The main take-aways are, says Blodgett:

  • Childhood adversity is "pervasive at very high levels almost everywhere we look," even in public schools attended by middle-class kids.
  • Because so many children with adversities attend schools, schools themselves are affected. Schools may even be one of the major contributors to childhood trauma, especially if they create environments where fighting, bullying and suspensions are common.

So, exactly what does this mean? The entire educational system needs to change, so that it:

  • stops traumatizing already traumatized children;
  • reaches out not only to traumatized students who express their trauma by acting out, but also to those who withdraw;
  • and creates safe environments where all traumatized children can begin healing.
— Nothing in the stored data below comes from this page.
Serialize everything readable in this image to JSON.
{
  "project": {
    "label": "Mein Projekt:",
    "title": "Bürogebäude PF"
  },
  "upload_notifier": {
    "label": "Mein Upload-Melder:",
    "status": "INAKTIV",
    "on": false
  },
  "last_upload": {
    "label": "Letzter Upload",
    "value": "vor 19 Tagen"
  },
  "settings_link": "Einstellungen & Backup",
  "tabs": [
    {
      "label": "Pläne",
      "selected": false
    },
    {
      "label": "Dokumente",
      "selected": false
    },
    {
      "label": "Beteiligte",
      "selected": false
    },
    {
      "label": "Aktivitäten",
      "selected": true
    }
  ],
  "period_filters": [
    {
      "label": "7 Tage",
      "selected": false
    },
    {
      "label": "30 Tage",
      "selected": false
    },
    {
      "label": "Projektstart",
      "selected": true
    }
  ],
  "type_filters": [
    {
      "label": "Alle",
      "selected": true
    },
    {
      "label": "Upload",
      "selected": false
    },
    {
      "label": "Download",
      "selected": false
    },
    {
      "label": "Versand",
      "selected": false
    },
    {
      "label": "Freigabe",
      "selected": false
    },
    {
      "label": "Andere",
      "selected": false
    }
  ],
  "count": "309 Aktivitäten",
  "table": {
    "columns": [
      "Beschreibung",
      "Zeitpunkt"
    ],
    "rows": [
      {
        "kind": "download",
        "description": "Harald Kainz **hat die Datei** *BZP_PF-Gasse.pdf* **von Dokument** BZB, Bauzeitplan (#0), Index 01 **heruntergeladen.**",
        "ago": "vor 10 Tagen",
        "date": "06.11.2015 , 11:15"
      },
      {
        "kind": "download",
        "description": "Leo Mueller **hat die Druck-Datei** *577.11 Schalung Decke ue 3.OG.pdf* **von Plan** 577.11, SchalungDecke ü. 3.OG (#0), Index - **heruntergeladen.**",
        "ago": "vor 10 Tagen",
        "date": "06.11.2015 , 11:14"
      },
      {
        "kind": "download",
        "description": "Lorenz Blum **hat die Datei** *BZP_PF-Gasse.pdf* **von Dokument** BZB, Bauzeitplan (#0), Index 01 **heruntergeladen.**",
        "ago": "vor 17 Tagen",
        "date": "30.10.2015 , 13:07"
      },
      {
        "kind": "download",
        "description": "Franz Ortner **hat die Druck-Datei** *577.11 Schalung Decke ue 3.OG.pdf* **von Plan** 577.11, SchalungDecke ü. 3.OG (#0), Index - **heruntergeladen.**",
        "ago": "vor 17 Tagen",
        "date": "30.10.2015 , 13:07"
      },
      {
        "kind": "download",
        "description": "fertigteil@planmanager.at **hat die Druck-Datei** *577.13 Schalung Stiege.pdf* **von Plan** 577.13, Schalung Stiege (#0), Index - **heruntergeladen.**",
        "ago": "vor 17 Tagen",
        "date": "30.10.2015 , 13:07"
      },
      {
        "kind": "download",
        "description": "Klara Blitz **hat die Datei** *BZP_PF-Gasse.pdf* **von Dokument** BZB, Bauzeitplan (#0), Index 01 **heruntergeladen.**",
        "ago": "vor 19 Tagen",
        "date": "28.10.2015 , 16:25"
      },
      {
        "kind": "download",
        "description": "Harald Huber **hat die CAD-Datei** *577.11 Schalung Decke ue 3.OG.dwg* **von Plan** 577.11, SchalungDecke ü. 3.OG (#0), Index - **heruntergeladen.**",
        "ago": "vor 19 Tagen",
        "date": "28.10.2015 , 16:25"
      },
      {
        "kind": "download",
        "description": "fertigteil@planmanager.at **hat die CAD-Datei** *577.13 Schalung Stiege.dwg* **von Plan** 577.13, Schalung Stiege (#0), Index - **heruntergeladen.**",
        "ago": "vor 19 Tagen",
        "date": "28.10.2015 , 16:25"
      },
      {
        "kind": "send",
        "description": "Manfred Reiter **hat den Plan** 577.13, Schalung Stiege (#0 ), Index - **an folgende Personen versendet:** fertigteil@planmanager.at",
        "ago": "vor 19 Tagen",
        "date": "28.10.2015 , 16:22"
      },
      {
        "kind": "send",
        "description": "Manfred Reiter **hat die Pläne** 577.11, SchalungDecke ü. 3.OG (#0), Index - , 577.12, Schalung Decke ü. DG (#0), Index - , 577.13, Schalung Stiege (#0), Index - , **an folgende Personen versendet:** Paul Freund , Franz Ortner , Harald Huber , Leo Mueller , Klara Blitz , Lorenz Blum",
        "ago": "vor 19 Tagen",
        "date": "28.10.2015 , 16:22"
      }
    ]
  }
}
"We've hit the tipping point and crossed over," says Natalie Turner, assistant director of Washington State University's Area Health Education Center. "In study after study after study, we know that ACEs are pervasive and the issue of adversity is epidemic. We're at the point in taking what we already know and have replicated, and are now saying: 'How do we get systematic change to impact these children in a different way?'"

"Systematic change" means more than schools alone. Blodgett and Turner believe that understanding the effects of adversity and implementing resilience and prevention need to be integrated into all systems -- schools, clinics, youth clubs, hospitals, physicians, families, communities, etc. -- that touch children and families.

Brockton Public Schools in Massachusetts has taken this holistic approach. In 2007, the district sponsored a community-wide meeting. Each of the district's 23 schools sent a four-member team. Representatives from the district attorney's office showed up. So did local police, as well as the departments of children and families, youth services, mental health and local counseling agencies. They spent a whole day working with experts from Trauma and Learning Policy Initiative (TLPI) at Harvard Law School and Massachusetts Advocates for Children to talk about adverse childhood experiences and learning.

Now all of the district's 23 schools are developing trauma-informed plans, and some have begun integrating them with programs such as PBIS and Collaborative Problem Solving. Some schools saw a 40 percent drop in suspensions in the first year.

The community is also involved. For example, local police alert school personnel when officers visit or make an arrest at an address. Counselors identify children who live at that address so that, "at the very least, the school is aware that a second or third-grader is carrying something around that is a big deal," says Sal Terrasi, director of pupil personnel services for the Brockton Public Schools.

But the very first step in changing a school, a school district and a state educational system is changing the belief system of every teacher and administrator.

"Belief systems are the key, how people think about kids, " says Principal Ed Gomes, who began instituting a school-wide change three years ago at Yosemite Middle School in Fresno, CA. "During the first year, it was very difficult. Some teachers told me that this is not going to work with these kids. They told me that these kids need massive discipline. Even when suspensions and expulsions dropped, the numbers themselves wouldn't convince them." Some teachers left.
"The kids are very easy," says Gomes. "The adults are a different story."

Jane Ellen Stevens is writing a book about how schools, hospitals, homeless shelters, businesses and communities are implementing practices based on ACE- and trauma-informed concepts. The school discipline series is underwritten by The California Endowment.